Con más razón, ese fluir constante de las condiciones exige un liderazgo que no sea ejercido de forma improvisada. Uno capaz de identificar mástiles a los cuales atarse cuando el canto de las sirenas anime al suicidio o que, ante el vacío recurrente de una política, entienda que flexibilizarse es avío esencial para avanzar. He allí donde una oposición negada a alterar mantras topa con su mayor falencia. La insistencia en asignar el peso de la decisión sobre nuestro futuro a factores que no controlamos sigue causando estragos, como también los causa creer que hacer mucho pero sin ningún sentido estratégico sustituirá a la acción enfocada, contundente, bien armada, pensada de principio a fin. Eso que arrima al aprovechamiento de zonas de oportunidad que contribuyan a erosionar el poder del Gran Otro.

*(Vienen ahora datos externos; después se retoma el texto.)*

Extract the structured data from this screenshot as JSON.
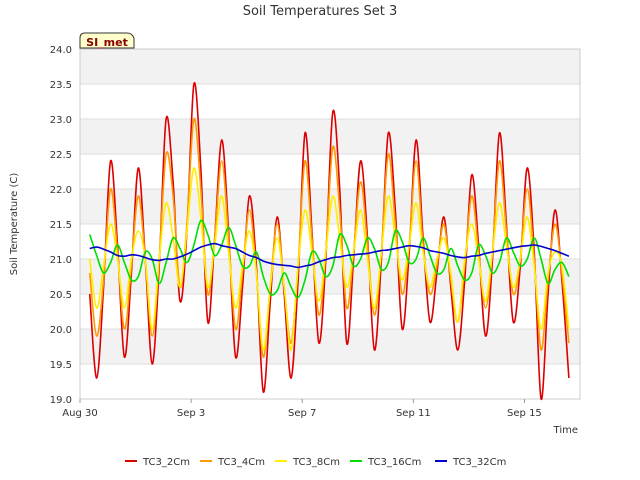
{
  "chart_data": {
    "type": "line",
    "title": "Soil Temperatures Set 3",
    "xlabel": "Time",
    "ylabel": "Soil Temperature (C)",
    "badge": "SI_met",
    "ylim": [
      19.0,
      24.0
    ],
    "yticks": [
      "19.0",
      "19.5",
      "20.0",
      "20.5",
      "21.0",
      "21.5",
      "22.0",
      "22.5",
      "23.0",
      "23.5",
      "24.0"
    ],
    "xlim_days": [
      0,
      18
    ],
    "xticks": [
      {
        "label": "Aug 30",
        "day": 0
      },
      {
        "label": "Sep 3",
        "day": 4
      },
      {
        "label": "Sep 7",
        "day": 8
      },
      {
        "label": "Sep 11",
        "day": 12
      },
      {
        "label": "Sep 15",
        "day": 16
      }
    ],
    "grid": true,
    "legend_position": "bottom",
    "series": [
      {
        "name": "TC3_2Cm",
        "color": "#dd0000",
        "step_days": 0.25,
        "x_start_day": 0.35,
        "values": [
          20.5,
          19.3,
          20.6,
          22.4,
          21.2,
          19.6,
          20.8,
          22.3,
          21.0,
          19.5,
          20.9,
          23.0,
          22.1,
          20.4,
          21.4,
          23.5,
          22.3,
          20.1,
          21.3,
          22.7,
          21.4,
          19.6,
          20.6,
          21.9,
          20.9,
          19.1,
          20.4,
          21.6,
          20.5,
          19.3,
          20.7,
          22.8,
          21.4,
          19.8,
          21.0,
          23.1,
          22.0,
          19.8,
          21.0,
          22.4,
          21.3,
          19.7,
          21.0,
          22.8,
          21.7,
          20.0,
          21.1,
          22.7,
          21.3,
          20.1,
          20.8,
          21.6,
          20.6,
          19.7,
          20.7,
          22.2,
          21.2,
          19.9,
          21.0,
          22.8,
          21.5,
          20.1,
          20.9,
          22.3,
          21.1,
          19.0,
          20.5,
          21.7,
          20.7,
          19.3
        ]
      },
      {
        "name": "TC3_4Cm",
        "color": "#ff9900",
        "step_days": 0.25,
        "x_start_day": 0.35,
        "values": [
          20.8,
          19.9,
          20.7,
          22.0,
          21.1,
          20.0,
          20.9,
          21.9,
          21.0,
          19.9,
          21.0,
          22.5,
          21.9,
          20.6,
          21.5,
          23.0,
          22.0,
          20.5,
          21.3,
          22.4,
          21.3,
          20.0,
          20.8,
          21.7,
          20.8,
          19.6,
          20.6,
          21.5,
          20.6,
          19.8,
          20.9,
          22.4,
          21.3,
          20.2,
          21.1,
          22.6,
          21.7,
          20.3,
          21.1,
          22.1,
          21.2,
          20.2,
          21.1,
          22.5,
          21.5,
          20.5,
          21.2,
          22.4,
          21.2,
          20.5,
          20.9,
          21.5,
          20.7,
          20.1,
          20.9,
          21.9,
          21.1,
          20.3,
          21.1,
          22.4,
          21.4,
          20.5,
          21.0,
          22.0,
          21.0,
          19.7,
          20.7,
          21.5,
          20.8,
          19.8
        ]
      },
      {
        "name": "TC3_8Cm",
        "color": "#ffee00",
        "step_days": 0.25,
        "x_start_day": 0.35,
        "values": [
          21.0,
          20.3,
          20.9,
          21.5,
          21.0,
          20.3,
          21.0,
          21.4,
          21.0,
          20.0,
          21.0,
          21.8,
          21.3,
          20.6,
          21.4,
          22.3,
          21.6,
          20.6,
          21.2,
          21.9,
          21.1,
          20.3,
          20.9,
          21.4,
          20.8,
          19.7,
          20.6,
          21.3,
          20.6,
          19.7,
          20.9,
          21.7,
          21.1,
          20.4,
          21.1,
          21.9,
          21.3,
          20.6,
          21.1,
          21.7,
          21.0,
          20.3,
          21.1,
          21.9,
          21.3,
          20.7,
          21.2,
          21.8,
          21.1,
          20.6,
          21.0,
          21.3,
          20.8,
          20.1,
          21.0,
          21.5,
          21.0,
          20.4,
          21.1,
          21.8,
          21.2,
          20.6,
          21.0,
          21.6,
          20.9,
          20.0,
          20.8,
          21.1,
          20.9,
          20.0
        ]
      },
      {
        "name": "TC3_16Cm",
        "color": "#00dd00",
        "step_days": 0.25,
        "x_start_day": 0.35,
        "values": [
          21.35,
          21.05,
          20.8,
          20.95,
          21.2,
          20.95,
          20.7,
          20.75,
          21.1,
          21.0,
          20.65,
          20.95,
          21.3,
          21.15,
          20.95,
          21.2,
          21.55,
          21.35,
          21.05,
          21.2,
          21.45,
          21.2,
          20.9,
          20.9,
          21.1,
          20.75,
          20.5,
          20.55,
          20.8,
          20.6,
          20.45,
          20.7,
          21.1,
          21.0,
          20.75,
          20.9,
          21.35,
          21.2,
          20.9,
          21.0,
          21.3,
          21.15,
          20.85,
          20.95,
          21.4,
          21.25,
          20.95,
          21.0,
          21.3,
          21.05,
          20.8,
          20.85,
          21.15,
          20.9,
          20.7,
          20.8,
          21.2,
          21.05,
          20.8,
          20.95,
          21.3,
          21.1,
          20.9,
          21.0,
          21.3,
          21.0,
          20.65,
          20.85,
          20.95,
          20.75
        ]
      },
      {
        "name": "TC3_32Cm",
        "color": "#0000cc",
        "step_days": 0.25,
        "x_start_day": 0.35,
        "values": [
          21.15,
          21.17,
          21.14,
          21.1,
          21.05,
          21.04,
          21.06,
          21.05,
          21.02,
          20.99,
          20.98,
          21.0,
          21.0,
          21.03,
          21.07,
          21.12,
          21.17,
          21.2,
          21.22,
          21.19,
          21.17,
          21.15,
          21.1,
          21.05,
          21.02,
          20.97,
          20.94,
          20.92,
          20.91,
          20.9,
          20.88,
          20.9,
          20.92,
          20.96,
          20.99,
          21.02,
          21.03,
          21.05,
          21.06,
          21.07,
          21.08,
          21.1,
          21.12,
          21.13,
          21.15,
          21.17,
          21.19,
          21.18,
          21.16,
          21.12,
          21.1,
          21.08,
          21.05,
          21.03,
          21.02,
          21.04,
          21.05,
          21.08,
          21.1,
          21.12,
          21.14,
          21.16,
          21.18,
          21.19,
          21.2,
          21.18,
          21.15,
          21.12,
          21.08,
          21.04
        ]
      }
    ]
  }
}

¿Que pasará de despacharse la presión del cambio ineludible? Cabría recordar, claro, que el riesgo de no adaptarse es desaparecer. Las encuestas reflejando la dilución de expectativas en torno a la capacidad del liderazgo criollo para impulsar transformaciones, alertan como un codazo. Revivir errores como la abstención, por ejemplo, robaría ocasión preciosa para rearmar la potencia que ha sido descuidada, y que en el marco de estos reacomodos podría servir de río en el cual volver a entrar, sin ser ya los mismos.